For Mannix, erotic physicality, particularly during psychosis, is a conduit to mystical states of unconscious eroticism. In such a formulation metaphorical erotic states materialise for him, becoming places and landscapes through which he can travel. It is within these lived metaphorical landscapes (lived-metaphors)3 that Mannix feels able to access shamanic, alchemical and occult powers:

Its a strange game Romance – you play and gamble with gold coin of the most valu able kind, and of magical nature. Its that love-making will eventually change and become the wildest shaminism. The erotic is the place where things are done. If there is any such thing as alchemy then it lies here. Some places defy also description. I remember having the door to my room kicked in with an untoward violence; eroticism is like this with one thing, amidst the brokenness is an aura of pleasure that is solid and when one notices further a beast of every other colour made up of every other beast stands at the threshold with mercurial and sulphuresent eyes. The room SEEMS to be exploding with ignited phosphorus.

ELSEWHERE_Journal_Issue_1_August_2013_1_Page_2Anthony Mannix, 1991. Journal of a madman, page 7.

ELSEWHERE_Journal_Issue_1_August_2013_1_Page_3Anthony Mannix, 1995-96. Journal of a madman, page 48.

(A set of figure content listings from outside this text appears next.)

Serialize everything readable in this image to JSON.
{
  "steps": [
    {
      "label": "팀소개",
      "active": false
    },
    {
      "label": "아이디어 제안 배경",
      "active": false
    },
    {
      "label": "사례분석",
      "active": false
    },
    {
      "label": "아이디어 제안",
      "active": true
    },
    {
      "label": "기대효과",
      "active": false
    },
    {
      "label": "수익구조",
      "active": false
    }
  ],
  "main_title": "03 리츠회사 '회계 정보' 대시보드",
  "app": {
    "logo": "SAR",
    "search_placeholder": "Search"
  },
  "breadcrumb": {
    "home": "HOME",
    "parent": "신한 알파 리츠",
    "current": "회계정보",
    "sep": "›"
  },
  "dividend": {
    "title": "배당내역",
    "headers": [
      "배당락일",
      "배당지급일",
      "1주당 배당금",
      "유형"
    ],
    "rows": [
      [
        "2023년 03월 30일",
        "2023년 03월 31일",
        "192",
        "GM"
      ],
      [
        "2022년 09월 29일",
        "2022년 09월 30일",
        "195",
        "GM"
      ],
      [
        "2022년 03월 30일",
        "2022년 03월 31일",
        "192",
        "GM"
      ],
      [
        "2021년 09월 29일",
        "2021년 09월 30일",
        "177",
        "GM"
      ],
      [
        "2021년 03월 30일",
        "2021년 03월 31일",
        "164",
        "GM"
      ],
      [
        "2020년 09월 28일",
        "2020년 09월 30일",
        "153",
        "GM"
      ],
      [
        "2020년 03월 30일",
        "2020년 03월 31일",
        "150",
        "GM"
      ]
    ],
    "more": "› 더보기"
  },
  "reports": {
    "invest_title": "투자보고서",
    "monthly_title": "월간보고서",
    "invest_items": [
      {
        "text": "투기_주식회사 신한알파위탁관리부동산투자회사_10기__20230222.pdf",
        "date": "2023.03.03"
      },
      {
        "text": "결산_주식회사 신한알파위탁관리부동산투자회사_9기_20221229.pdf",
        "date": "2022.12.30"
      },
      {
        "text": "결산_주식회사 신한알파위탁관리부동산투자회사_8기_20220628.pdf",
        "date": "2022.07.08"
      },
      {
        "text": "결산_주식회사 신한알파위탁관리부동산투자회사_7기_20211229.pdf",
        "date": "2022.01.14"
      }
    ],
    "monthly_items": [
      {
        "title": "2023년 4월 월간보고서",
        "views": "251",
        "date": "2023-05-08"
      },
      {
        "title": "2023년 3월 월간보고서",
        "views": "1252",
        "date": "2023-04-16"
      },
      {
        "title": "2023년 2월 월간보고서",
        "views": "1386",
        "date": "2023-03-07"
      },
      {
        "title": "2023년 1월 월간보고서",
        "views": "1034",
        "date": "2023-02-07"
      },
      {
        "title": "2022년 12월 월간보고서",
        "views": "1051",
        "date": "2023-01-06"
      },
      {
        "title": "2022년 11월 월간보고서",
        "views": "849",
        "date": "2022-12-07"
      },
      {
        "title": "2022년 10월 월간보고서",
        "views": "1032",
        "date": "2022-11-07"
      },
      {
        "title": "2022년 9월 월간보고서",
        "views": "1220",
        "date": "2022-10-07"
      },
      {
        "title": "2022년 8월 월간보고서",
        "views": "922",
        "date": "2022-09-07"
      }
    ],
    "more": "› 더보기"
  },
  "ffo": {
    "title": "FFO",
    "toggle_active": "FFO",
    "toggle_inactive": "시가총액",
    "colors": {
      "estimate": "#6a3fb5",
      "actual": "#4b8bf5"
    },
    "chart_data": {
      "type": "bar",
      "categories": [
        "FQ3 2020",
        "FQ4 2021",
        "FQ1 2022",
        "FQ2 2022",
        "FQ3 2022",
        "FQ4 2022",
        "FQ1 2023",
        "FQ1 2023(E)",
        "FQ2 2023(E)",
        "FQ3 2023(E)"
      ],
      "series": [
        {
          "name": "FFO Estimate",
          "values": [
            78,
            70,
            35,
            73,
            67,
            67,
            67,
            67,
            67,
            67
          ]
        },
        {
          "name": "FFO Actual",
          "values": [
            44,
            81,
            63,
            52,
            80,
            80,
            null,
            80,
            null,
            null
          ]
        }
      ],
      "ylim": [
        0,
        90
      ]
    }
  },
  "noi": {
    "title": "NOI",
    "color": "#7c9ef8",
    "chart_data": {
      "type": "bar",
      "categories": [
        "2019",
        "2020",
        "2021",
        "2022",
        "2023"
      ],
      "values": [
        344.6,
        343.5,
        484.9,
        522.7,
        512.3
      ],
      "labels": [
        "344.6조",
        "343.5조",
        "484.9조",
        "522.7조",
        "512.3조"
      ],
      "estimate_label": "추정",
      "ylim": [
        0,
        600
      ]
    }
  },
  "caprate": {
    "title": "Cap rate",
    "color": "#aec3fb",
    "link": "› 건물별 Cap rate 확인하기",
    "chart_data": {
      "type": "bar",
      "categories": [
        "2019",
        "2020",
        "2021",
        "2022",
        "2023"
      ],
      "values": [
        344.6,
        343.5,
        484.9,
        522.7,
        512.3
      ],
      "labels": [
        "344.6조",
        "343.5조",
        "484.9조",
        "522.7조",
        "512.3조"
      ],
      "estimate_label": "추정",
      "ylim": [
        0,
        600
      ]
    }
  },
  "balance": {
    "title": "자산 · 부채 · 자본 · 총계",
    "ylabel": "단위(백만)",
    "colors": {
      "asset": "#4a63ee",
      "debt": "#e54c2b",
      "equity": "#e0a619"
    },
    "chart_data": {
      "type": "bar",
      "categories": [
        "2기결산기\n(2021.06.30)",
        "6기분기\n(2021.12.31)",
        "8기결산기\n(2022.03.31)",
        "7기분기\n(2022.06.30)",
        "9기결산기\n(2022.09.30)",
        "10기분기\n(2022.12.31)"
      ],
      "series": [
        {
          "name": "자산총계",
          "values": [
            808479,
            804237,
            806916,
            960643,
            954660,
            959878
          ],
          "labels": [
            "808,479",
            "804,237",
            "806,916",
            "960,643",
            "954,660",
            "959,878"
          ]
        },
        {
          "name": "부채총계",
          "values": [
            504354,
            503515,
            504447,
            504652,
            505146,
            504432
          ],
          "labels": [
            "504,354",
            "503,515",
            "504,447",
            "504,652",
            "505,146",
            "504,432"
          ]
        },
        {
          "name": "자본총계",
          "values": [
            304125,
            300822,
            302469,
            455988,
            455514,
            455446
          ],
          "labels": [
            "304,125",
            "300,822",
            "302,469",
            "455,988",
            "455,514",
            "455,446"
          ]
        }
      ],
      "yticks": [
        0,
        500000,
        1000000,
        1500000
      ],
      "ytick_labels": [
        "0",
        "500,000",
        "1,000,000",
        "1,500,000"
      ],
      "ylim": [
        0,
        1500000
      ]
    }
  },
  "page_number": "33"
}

In Mannix’s worldview, eroticism offers power, but it is also a powerful autonomous force in its own right. For him, it conflates pleasure, violence and violation in an act that moves beyond the rational into an alchemical zone of unconscious construction. He describes this act of creating places in the unconscious as “the art of schizophrenia”, or “mental sculpture”, thus linking the practice to artistic creation.

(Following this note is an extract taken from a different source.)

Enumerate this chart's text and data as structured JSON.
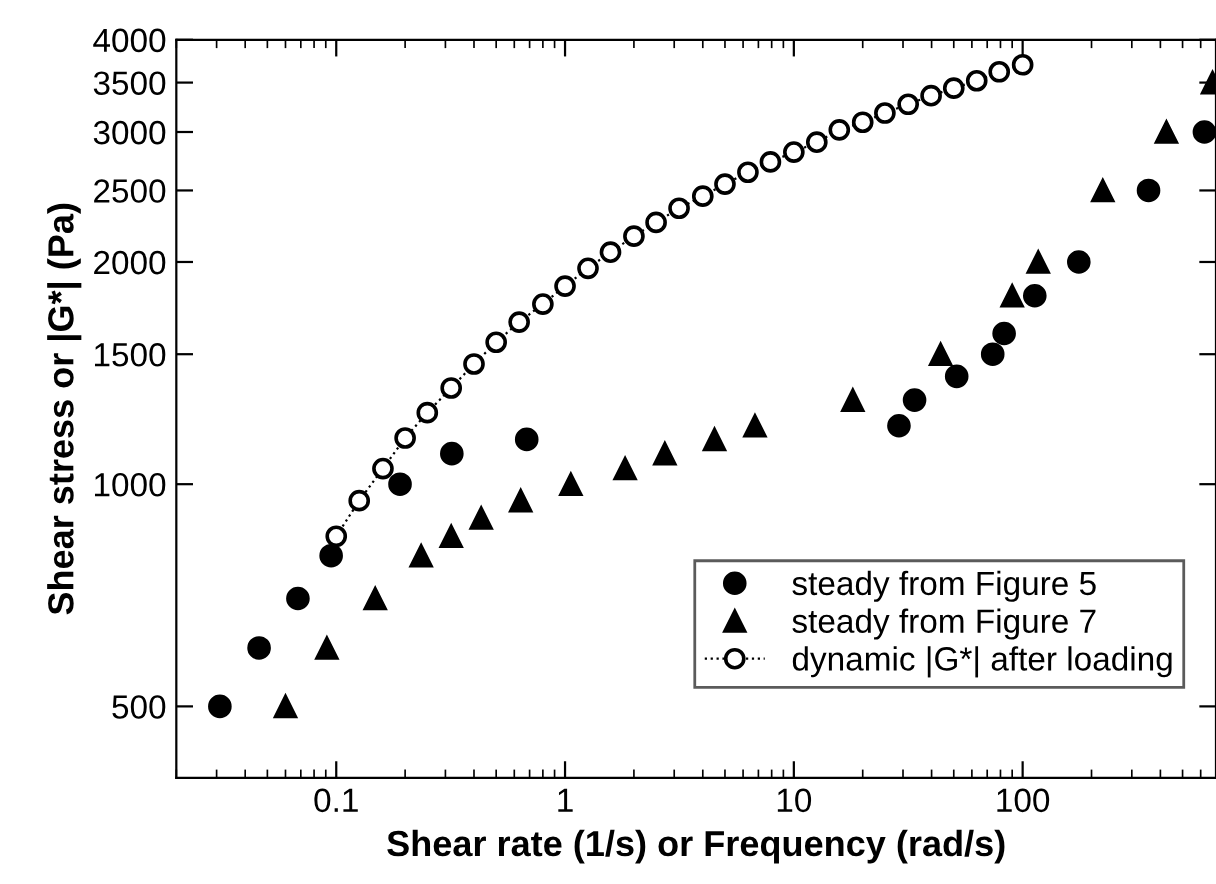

Extending the analogy with art-making Mannix describes the unconscious as a medium with which to build, possessing its own inherent challenges, as would the artistic media of wood, oil paint or bronze. He writes:

Since 1989 i have been in a fanatical study of chaos. sexuality and the esoteric so much so that i colonised part of the unconscious and built there. it is a strange medium to work in this unconscious
for changes there mean remarkable change and alteration in your day to day conscious your action and ultimately your being.

ELSEWHERE_Journal_Issue_1_August_2013Anthony Mannix, 1998. Journal of a madman, Nr. 4, page 8.

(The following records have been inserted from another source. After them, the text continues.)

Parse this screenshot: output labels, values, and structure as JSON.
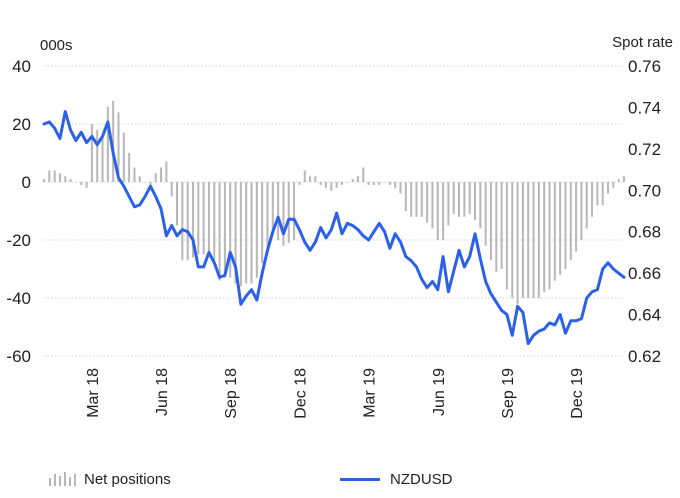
{
  "chart_data": {
    "type": "bar+line",
    "left_axis": {
      "unit": "000s",
      "ylim": [
        -60,
        40
      ],
      "ticks": [
        "40",
        "20",
        "0",
        "-20",
        "-40",
        "-60"
      ]
    },
    "right_axis": {
      "label": "Spot rate",
      "ylim": [
        0.62,
        0.76
      ],
      "ticks": [
        "0.76",
        "0.74",
        "0.72",
        "0.70",
        "0.68",
        "0.66",
        "0.64",
        "0.62"
      ]
    },
    "x_tick_labels": [
      "Mar 18",
      "Jun 18",
      "Sep 18",
      "Dec 18",
      "Mar 19",
      "Jun 19",
      "Sep 19",
      "Dec 19"
    ],
    "x_tick_index": [
      9,
      22,
      35,
      48,
      61,
      74,
      87,
      100
    ],
    "grid": "horizontal",
    "series": [
      {
        "name": "Net positions",
        "type": "bar",
        "axis": "left",
        "color": "#b7b7b7",
        "values": [
          1,
          4,
          4,
          3,
          2,
          1,
          0,
          -1,
          -2,
          20,
          18,
          16,
          26,
          28,
          24,
          17,
          10,
          5,
          2,
          0,
          -1,
          3,
          5,
          7,
          -5,
          -15,
          -27,
          -27,
          -26,
          -25,
          -25,
          -24,
          -28,
          -34,
          -33,
          -33,
          -35,
          -36,
          -35,
          -35,
          -33,
          -28,
          -23,
          -17,
          -20,
          -22,
          -21,
          -20,
          -1,
          4,
          2,
          2,
          -1,
          -2,
          -3,
          -2,
          -1,
          0,
          1,
          2,
          5,
          -1,
          -1,
          -1,
          0,
          -1,
          -2,
          -4,
          -10,
          -12,
          -12,
          -12,
          -14,
          -16,
          -20,
          -20,
          -15,
          -11,
          -12,
          -12,
          -11,
          -13,
          -16,
          -22,
          -27,
          -31,
          -30,
          -37,
          -40,
          -42,
          -40,
          -40,
          -40,
          -40,
          -38,
          -37,
          -34,
          -32,
          -30,
          -27,
          -24,
          -20,
          -16,
          -12,
          -8,
          -8,
          -4,
          -2,
          1,
          2
        ]
      },
      {
        "name": "NZDUSD",
        "type": "line",
        "axis": "right",
        "color": "#2b60e8",
        "values": [
          0.732,
          0.733,
          0.73,
          0.725,
          0.738,
          0.729,
          0.724,
          0.728,
          0.723,
          0.726,
          0.722,
          0.726,
          0.733,
          0.718,
          0.706,
          0.702,
          0.697,
          0.692,
          0.693,
          0.697,
          0.702,
          0.697,
          0.691,
          0.678,
          0.683,
          0.678,
          0.681,
          0.68,
          0.676,
          0.663,
          0.663,
          0.67,
          0.665,
          0.658,
          0.659,
          0.67,
          0.663,
          0.645,
          0.649,
          0.652,
          0.647,
          0.66,
          0.671,
          0.68,
          0.687,
          0.679,
          0.686,
          0.686,
          0.681,
          0.675,
          0.671,
          0.675,
          0.682,
          0.677,
          0.681,
          0.689,
          0.679,
          0.684,
          0.683,
          0.681,
          0.678,
          0.676,
          0.68,
          0.684,
          0.68,
          0.672,
          0.679,
          0.675,
          0.668,
          0.666,
          0.663,
          0.657,
          0.653,
          0.656,
          0.652,
          0.668,
          0.651,
          0.661,
          0.671,
          0.663,
          0.668,
          0.679,
          0.667,
          0.656,
          0.65,
          0.646,
          0.642,
          0.64,
          0.63,
          0.644,
          0.641,
          0.626,
          0.63,
          0.632,
          0.633,
          0.636,
          0.635,
          0.64,
          0.631,
          0.637,
          0.637,
          0.638,
          0.648,
          0.651,
          0.652,
          0.662,
          0.665,
          0.662,
          0.66,
          0.658
        ]
      }
    ]
  },
  "legend": {
    "bars_label": "Net positions",
    "line_label": "NZDUSD",
    "bars_color": "#b7b7b7",
    "line_color": "#2b60e8"
  }
}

ELSEWHERE_Journal_Issue_1_August_2013_1_Page_1Anthony Mannix, 1996. Journal of a madman, page 10.

The building that occurs within the unconscious also affects consciousness and the experience of daily life; so too the art-making conducted by Mannix can be harnessed to generate change within the psychic realm – the physical and mental becoming synonymous in lived-metaphor. The practice of Mannix’s art, then, both documents and constructs the erotic landscapes of the unconscious through which he travels. The central link between documentary art making, the erotic and the unconscious is made explicit in the following: “After almost twenty years of exploring the Unconscious and ten documenting it in what is currently known as Art Brut, i have come to the conclusion that we live an erotic life in our unconscious”. Mannix channels the energies of the body’s eroticism into his artwork, in part, to actually access and construct those erotic realms of the unconscious that he is simultaneously exploring. In this way the erotic energy of the body impacts on the material of his craft to facilitate the birth of a libidinal lived-metaphor that the artist comes to inhabit.”